After the initial panic over the death of the real and the dawning of a 'post-photographic era' (Lister 2004, 304) there was a rapid shift in theoretical orientation to confront the ubiquity of the photograph in Western life (Rubinstein and Sluis 2008). Rubinstein and Sluis characterise this shift from relatively stand-alone digital photography to the networked image. The networked image, that is, the 'merging of photography with the Internet' has changed the production, distribution, consumption, and storage of images (Rubinstein and Sluis 2008, 9). Even after the introduction of digital photography and image manipulation to a consumer market, 'the promise of immediacy that digital photography offered was frustrated by unsuitable methods for instant image sharing' (2008, 12). The expensive bandwidth and slow modems limited sharing, as did low capacities for email in-boxes – most of the sharing was still done by gathering around the computer screen (2008, 12). As the Internet developed and the ability to share increased, the volume of photographs taken and curated by digital camera owners grew exponentially (Van House 2011, 128). This could be taken as another instance of archaeologists 'drowning in data', wherein British contracting units were struggling with data management and under the threat of losing good data as we 'drown in the sheer volume of the bad' (Backhouse 2006, 49).
Considerations of archaeological photographic practice must engage with the multiplicity of the digital medium and the attending affordances of rapidly shifting technology. Archaeological photography can encompass aerial/kite photography, structure from motion, photogrammetry, RTI, partial and full panoramic photographs, satellite imagery, gigapan, drone photography, time lapse photography, and 3D photographic scanning. Each technology has benefits and limitations; a full assessment of each of these techniques is outside the purview of this article. Though there have been changes in technology, archaeologists still take very formulaic photographs of artefacts, features and buildings. While digital technology allows for more of these photographs to be taken, most archaeologists still do not experiment within the parameters of archival photography (but see Ifantidis 2013; Hamilakis et al. 2009; Morgan 2012; Shanks 1997). This is unsurprising, as clear, well-lit, 'clean' photographs, or a 'record shot' are still considered a necessary standard in archaeological recording. Though these formulaic photographs of an artefact or a feature usually comprise the majority of the archaeological photographic record, the implications of digital media and shifting perceptions of archaeological labour are more discernable in 'working' shots that contain people.
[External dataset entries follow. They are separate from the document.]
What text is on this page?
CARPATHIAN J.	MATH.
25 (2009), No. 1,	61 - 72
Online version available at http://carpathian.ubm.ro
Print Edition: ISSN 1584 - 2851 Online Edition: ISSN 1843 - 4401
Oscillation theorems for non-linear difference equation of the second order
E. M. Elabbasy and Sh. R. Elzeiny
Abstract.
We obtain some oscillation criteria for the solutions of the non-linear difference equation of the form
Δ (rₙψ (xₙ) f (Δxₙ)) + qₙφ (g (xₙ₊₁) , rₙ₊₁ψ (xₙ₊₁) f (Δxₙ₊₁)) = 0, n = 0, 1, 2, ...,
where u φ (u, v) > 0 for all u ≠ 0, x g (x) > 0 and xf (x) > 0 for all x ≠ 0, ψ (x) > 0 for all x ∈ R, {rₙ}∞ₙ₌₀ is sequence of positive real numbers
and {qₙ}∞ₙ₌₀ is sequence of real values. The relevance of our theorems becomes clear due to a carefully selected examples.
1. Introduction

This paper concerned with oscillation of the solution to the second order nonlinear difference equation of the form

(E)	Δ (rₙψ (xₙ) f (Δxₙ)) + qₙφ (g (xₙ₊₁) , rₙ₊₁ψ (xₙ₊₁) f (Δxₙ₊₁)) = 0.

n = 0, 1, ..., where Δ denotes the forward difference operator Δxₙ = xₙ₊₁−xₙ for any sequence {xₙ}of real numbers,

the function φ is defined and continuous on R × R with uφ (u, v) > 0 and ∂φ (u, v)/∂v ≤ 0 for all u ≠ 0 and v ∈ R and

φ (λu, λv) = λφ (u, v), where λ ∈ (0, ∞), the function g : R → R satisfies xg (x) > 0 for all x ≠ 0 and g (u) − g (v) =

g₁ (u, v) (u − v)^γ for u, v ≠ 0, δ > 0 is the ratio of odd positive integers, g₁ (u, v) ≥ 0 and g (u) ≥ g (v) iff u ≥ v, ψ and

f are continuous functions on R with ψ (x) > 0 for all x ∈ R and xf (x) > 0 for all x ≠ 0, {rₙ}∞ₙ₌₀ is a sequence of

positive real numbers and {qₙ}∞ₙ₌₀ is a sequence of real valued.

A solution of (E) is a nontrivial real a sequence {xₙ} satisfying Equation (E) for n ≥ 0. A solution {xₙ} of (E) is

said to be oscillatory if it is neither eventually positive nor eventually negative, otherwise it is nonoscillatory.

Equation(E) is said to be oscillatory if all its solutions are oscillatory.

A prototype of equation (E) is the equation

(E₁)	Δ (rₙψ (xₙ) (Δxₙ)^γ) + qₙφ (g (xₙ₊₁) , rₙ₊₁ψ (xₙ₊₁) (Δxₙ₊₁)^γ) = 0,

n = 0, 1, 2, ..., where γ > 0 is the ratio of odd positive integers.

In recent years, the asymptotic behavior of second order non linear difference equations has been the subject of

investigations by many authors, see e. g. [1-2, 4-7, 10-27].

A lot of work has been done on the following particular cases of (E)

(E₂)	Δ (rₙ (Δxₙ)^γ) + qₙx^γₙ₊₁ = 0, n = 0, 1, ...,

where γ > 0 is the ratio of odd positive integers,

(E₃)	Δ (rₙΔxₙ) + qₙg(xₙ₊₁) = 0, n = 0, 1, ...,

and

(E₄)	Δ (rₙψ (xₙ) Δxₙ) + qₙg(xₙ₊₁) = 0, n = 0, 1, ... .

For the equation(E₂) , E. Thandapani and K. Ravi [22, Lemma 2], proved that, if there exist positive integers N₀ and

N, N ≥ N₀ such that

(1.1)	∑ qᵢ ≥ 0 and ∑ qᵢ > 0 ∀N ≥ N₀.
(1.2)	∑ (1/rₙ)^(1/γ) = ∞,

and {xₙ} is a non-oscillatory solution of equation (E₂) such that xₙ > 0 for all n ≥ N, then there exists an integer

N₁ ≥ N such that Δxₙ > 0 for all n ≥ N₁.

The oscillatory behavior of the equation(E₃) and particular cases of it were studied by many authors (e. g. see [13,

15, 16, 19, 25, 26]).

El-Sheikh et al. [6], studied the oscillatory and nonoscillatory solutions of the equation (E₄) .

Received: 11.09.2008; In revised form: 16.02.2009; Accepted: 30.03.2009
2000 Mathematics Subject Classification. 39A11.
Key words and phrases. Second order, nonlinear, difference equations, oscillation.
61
Understanding the shift from analog to digital photography in the larger theoretical context of visual and new media studies allows us to meaningfully situate archaeological photography as metamedia. Metamedia can be conceived as a media ecology of 'larger personal communication that will keep appointments, make calls, take visual notes, check calendars, order from restaurants, find out about sales in neighbouring stores, check blood pressure, and tune in to television, radio and personal playlists' (Ritchin 2009, 145). As we venture into the 'post-digital' in archaeology, we must understand archaeological photography, not simply as a separate methodology, but as part of a network of personal and professional digital practice (Morgan in press).